In the UK at the moment there's a controversial move to stop penalising bad spelling and grammar in exams unless they're specifically relevant (ie an English exam) because it discriminates against candidates who are not native English speakers.

AJ

Replies:   Grant
Grant 🚫

@awnlee jawking

In the UK at the moment there's a controversial move to stop penalising bad spelling and grammar in exams unless they're specifically relevant (ie an English exam) because it discriminates against candidates who are not native English speakers.

Often it's the non-native English speakers students that have better spelling and grammar than the locally born as they would've had English as a Second Language (or similar) classes when they first started at school before going to regular English classes.

The whole point of the spoken & written word is to communicate. Doing so in a way that is clear & concise makes it possible to get your point/message/information across & understood as it was intended. Poor spelling and grammar can make anything from a bit difficult to totally impossible to understand what is being conveyed.

It doesn't matter what the subject is- if you can't make yourself understood, then it doesn't matter how brilliant you might be. Getting the spelling and grammar right is just as important as the facts in whatever subject it is that's being assessed.

helmut_meukel 🚫

@Dominions Son

This is true of every language*.
[...]
*The French government created an agency that nominally has such authority. However, even within France, the efforts of this agency to control the evolution of the French language has been an epic failure.

I don't think it's an epic failure, their problem is they tried to stop the tide, to force a "French" word for every new technology and created some awkward names. At least in school and in ads you'll hardly find the common English terms used. The fines for not using the proper French terms are high.
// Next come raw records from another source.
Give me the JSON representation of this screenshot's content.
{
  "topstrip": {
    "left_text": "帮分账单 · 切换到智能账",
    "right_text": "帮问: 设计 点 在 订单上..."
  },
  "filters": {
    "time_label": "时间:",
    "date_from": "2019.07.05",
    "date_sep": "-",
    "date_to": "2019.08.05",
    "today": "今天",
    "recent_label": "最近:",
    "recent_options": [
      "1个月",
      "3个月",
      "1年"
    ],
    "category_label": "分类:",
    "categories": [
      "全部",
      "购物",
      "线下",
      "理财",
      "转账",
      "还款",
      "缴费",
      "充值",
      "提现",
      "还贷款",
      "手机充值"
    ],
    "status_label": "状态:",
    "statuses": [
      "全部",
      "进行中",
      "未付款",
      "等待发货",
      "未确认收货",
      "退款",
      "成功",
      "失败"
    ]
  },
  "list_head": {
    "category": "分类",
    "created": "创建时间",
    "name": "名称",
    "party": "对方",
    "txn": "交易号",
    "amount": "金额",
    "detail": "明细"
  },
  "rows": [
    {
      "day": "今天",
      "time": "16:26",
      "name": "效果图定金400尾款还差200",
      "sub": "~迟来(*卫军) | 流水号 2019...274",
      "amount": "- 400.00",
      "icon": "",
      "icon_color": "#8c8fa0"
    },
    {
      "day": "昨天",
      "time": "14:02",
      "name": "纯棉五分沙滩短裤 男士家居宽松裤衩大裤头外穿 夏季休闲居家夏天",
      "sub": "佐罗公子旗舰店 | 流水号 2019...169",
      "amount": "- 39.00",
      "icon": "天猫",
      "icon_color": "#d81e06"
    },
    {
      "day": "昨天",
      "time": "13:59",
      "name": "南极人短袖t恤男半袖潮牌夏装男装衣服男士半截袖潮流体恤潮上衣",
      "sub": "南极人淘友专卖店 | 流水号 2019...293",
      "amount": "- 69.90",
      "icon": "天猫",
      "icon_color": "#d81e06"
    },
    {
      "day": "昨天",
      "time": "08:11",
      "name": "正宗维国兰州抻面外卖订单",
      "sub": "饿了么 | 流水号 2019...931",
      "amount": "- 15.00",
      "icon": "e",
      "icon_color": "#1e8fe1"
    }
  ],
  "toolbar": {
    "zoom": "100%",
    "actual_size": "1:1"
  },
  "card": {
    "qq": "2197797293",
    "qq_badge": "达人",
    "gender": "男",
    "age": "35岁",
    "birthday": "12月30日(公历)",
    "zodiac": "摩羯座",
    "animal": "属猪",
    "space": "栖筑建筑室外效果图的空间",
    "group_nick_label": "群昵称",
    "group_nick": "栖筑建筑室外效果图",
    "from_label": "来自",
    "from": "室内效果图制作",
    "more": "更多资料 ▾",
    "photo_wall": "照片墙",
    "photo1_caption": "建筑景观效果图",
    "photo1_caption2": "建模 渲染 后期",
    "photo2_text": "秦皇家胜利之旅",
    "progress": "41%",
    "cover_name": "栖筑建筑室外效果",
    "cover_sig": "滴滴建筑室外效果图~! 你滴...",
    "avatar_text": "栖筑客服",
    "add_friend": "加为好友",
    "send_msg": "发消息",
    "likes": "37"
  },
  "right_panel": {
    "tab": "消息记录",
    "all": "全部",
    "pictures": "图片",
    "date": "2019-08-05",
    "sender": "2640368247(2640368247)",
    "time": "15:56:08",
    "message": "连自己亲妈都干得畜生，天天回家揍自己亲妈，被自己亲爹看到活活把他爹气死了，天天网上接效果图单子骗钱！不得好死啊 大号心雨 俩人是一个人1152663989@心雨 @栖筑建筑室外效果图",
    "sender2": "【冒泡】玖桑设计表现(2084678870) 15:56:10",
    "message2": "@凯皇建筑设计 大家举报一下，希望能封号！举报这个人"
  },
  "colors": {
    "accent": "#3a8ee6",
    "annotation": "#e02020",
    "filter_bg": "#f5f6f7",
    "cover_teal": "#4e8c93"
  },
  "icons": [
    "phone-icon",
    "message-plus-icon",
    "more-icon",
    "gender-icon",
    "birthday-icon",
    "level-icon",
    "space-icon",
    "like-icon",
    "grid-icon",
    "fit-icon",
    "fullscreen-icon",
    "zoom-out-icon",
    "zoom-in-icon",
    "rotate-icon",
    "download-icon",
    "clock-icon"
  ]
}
The German authorities go another way. They concentrate on grammar and spelling and force the actual rules on all schools. This forces publishers of text books for school usage to use the rules or their books get banned from school usage.
Government agencies have to use correct grammar and spelling.
actual German orthography reform

HM.

joyR 🚫

@helmut_meukel

Do people commonly mix cardinals and ordinals when talking?

No.

With the caveat that abominable spelling and grammar is fast becoming all too common nowadays.

Grey Wolf 🚫

@helmut_meukel

I might write that in dialogue, because I know people who do talk that way. They wouldn't do it in writing (mostly), but speaking? People get confused mid-sentence as to whether they're using ordinals or cardinals, etc. I've heard some amazingly ungrammatical things come out of the mouths of people whose written grammar is perfectly fine. Unusually it's because the sentence started wandering mid-statement, and ordinal/cardinal confusion fits that.
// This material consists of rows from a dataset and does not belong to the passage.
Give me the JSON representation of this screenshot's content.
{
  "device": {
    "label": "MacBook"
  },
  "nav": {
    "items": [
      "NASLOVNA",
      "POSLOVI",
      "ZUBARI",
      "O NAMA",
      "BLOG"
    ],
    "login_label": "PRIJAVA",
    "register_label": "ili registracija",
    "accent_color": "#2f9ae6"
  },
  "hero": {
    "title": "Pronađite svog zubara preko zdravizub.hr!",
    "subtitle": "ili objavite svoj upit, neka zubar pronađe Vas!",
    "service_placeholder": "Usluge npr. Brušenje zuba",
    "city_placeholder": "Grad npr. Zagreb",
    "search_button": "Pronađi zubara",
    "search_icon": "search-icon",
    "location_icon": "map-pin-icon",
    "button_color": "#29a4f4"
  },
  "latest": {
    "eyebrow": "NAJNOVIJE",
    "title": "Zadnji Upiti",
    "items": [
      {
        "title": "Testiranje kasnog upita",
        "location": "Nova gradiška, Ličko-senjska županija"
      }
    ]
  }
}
Of course, most likely my editors would point it out and I'd change it. As Switch Blayde and Quasirandom point out, dialogue in fiction is a fine line between 'accurate' and 'verisimilitude'. If you force everyone into the same grammatical box, you lose some part of the character's unique voice, but if you don't reduce the variation, you get dialect, which is hard to read for a sustained period and becomes difficult for foreign readers to understand.